Монолог Нины | страница 12



И Нина решилась. Хотя прежде, на мои просьбы, отделывалась то занятостью, то «совершенно стандартной жизнью, которую прожили миллионы россиян, ничуть не лучше нас…». Я же прощения прошу за столь долгое, как может представляться, отступление от судьбы Адлербергов и их российской родни. Но точно знаю: не было бы трагедии в Удерейской тайге, а из–за неё через полвека — встречи с Эйшио с. н.и. Кавасаки Кобаяси–сан — не было бы и продолжения нашего повествования.

МОНОЛОГ НИНЫ

… С ума сойти! Это же так трудно — рассказывать про себя, — начала Нина.

Действительно, решиться рассказывать о событиях давности многолетней… «Вспомнить» их, когда ты была младенцем. А потом росла. И знаешь обо всём сперва по рассказам тогда таких же, как ты, … старше быть может.

Родители молчали. Не хотели травмировать нашу психику. Все ж таки, мама успела пройти пятилетний курс Смольного. И в психологии разбиралась. Конечно, они боялись озлобить нас. Кроме того, в семье, где верховенствовала мама, — да и отцовская ментальность дорогого стоила — не приняты были эмоции при упоминании о постигшем всех нас. Эмоции были дурным тоном. Эмоционируя, — говорила мама, — можно самим, — не приведи Господь!, — опуситься до кальсонеров. Потому почти всё, что я знаю о судьбе семьи до моего рождения и до времени, когда сама стала понимать происходящее со мною, и вокруг, узнавала от взрослеющих дядек, младших братьев папы.

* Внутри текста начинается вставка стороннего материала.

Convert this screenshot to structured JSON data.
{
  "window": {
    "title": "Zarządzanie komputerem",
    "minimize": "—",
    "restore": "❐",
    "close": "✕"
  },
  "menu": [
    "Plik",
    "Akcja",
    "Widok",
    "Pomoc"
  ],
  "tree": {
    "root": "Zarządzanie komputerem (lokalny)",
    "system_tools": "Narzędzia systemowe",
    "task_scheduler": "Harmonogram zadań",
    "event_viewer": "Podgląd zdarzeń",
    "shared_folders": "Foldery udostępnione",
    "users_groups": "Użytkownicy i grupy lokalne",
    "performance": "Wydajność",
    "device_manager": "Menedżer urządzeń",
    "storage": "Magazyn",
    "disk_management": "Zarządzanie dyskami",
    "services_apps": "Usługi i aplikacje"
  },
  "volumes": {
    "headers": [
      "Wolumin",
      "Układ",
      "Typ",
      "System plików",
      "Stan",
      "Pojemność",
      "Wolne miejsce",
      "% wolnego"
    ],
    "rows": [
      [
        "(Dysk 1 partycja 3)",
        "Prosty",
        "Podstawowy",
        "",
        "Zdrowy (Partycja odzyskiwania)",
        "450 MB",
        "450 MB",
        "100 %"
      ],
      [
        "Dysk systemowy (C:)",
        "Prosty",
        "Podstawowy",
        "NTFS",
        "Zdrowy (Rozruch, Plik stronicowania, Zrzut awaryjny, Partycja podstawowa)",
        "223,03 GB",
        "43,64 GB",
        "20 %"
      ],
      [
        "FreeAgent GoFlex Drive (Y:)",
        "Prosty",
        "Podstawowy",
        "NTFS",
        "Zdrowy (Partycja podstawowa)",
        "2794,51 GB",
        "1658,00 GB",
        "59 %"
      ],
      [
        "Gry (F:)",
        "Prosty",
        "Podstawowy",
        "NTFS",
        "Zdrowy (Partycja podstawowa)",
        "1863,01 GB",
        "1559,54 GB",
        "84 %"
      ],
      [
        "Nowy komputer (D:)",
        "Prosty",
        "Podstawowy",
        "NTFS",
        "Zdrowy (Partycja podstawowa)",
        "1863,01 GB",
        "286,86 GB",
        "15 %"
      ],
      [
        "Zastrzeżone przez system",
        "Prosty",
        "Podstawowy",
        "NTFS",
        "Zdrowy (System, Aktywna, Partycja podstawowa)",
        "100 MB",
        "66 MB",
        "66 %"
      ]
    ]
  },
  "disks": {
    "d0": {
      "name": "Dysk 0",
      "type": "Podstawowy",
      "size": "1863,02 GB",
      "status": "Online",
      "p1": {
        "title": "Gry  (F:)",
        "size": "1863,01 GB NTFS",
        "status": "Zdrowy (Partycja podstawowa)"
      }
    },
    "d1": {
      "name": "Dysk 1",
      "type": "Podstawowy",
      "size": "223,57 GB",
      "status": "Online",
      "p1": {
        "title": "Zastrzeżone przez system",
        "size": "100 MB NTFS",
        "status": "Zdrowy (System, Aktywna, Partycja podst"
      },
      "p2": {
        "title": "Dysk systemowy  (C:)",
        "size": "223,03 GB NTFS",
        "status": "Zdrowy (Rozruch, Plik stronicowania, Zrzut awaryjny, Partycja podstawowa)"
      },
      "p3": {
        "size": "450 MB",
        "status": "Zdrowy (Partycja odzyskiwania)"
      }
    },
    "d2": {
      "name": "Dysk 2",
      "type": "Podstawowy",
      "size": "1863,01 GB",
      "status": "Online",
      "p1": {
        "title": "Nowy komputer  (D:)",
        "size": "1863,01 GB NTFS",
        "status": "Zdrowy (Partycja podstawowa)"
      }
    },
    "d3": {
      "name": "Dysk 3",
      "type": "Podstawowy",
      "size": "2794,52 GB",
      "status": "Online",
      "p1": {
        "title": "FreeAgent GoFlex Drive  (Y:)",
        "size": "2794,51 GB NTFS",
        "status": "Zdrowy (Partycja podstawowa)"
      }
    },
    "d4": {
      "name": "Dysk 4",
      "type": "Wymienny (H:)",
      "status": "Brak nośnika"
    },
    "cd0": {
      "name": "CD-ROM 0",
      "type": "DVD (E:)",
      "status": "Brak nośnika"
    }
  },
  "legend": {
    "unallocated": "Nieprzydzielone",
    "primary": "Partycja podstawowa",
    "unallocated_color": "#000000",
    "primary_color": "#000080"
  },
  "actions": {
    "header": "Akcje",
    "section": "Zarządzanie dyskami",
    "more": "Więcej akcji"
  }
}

Уже взрослой, когда не стало мамы, отец позволил мне прочесть её записи. В сущности, они были принципиальным — «вот, возьму и поведу дальше!» — продолжением «Подёной книги записей (Дневника) женщин-Адлербергов», начатого пра–пра бабкой моей Юлией Феодоровной (Анной Шарлоттой Юлианой фон Баггехофвудт—Адлерберг, в русской транскрипции — Багговут) ещё при Екатерине Великой, в начале 90–х годов 18 века.

Не за долго до своей кончины Николай Владимирович в Мюнхене Дневник этот издал. Несколько экземпляров его попали в Россию. Маме тоже.

И я могла читать его. И вообще, — как Адлербергша, — могу использовать сведения из него хотя бы вот в этом своём рассказе. Ни в коем случае, естественно, не внося в такие купюры с деталями быта элемента драматизма, тоже тона дурного и нам противопоказанного.

Сама я, вырастая, никогда никаких дневников не вела. Кажется, родители мои мне не советовали этого. И ещё не знакомая с Давидом Самойловичем Самойловым—Кауфманом, будущим нашим другом, знала, что «В двадцатом веке дневники/ не пишутся, и ни строки/ потомкам не оставят/. Наш век ни спор, ни разговор/, ни заговор, ни оговор/ записывать не станет».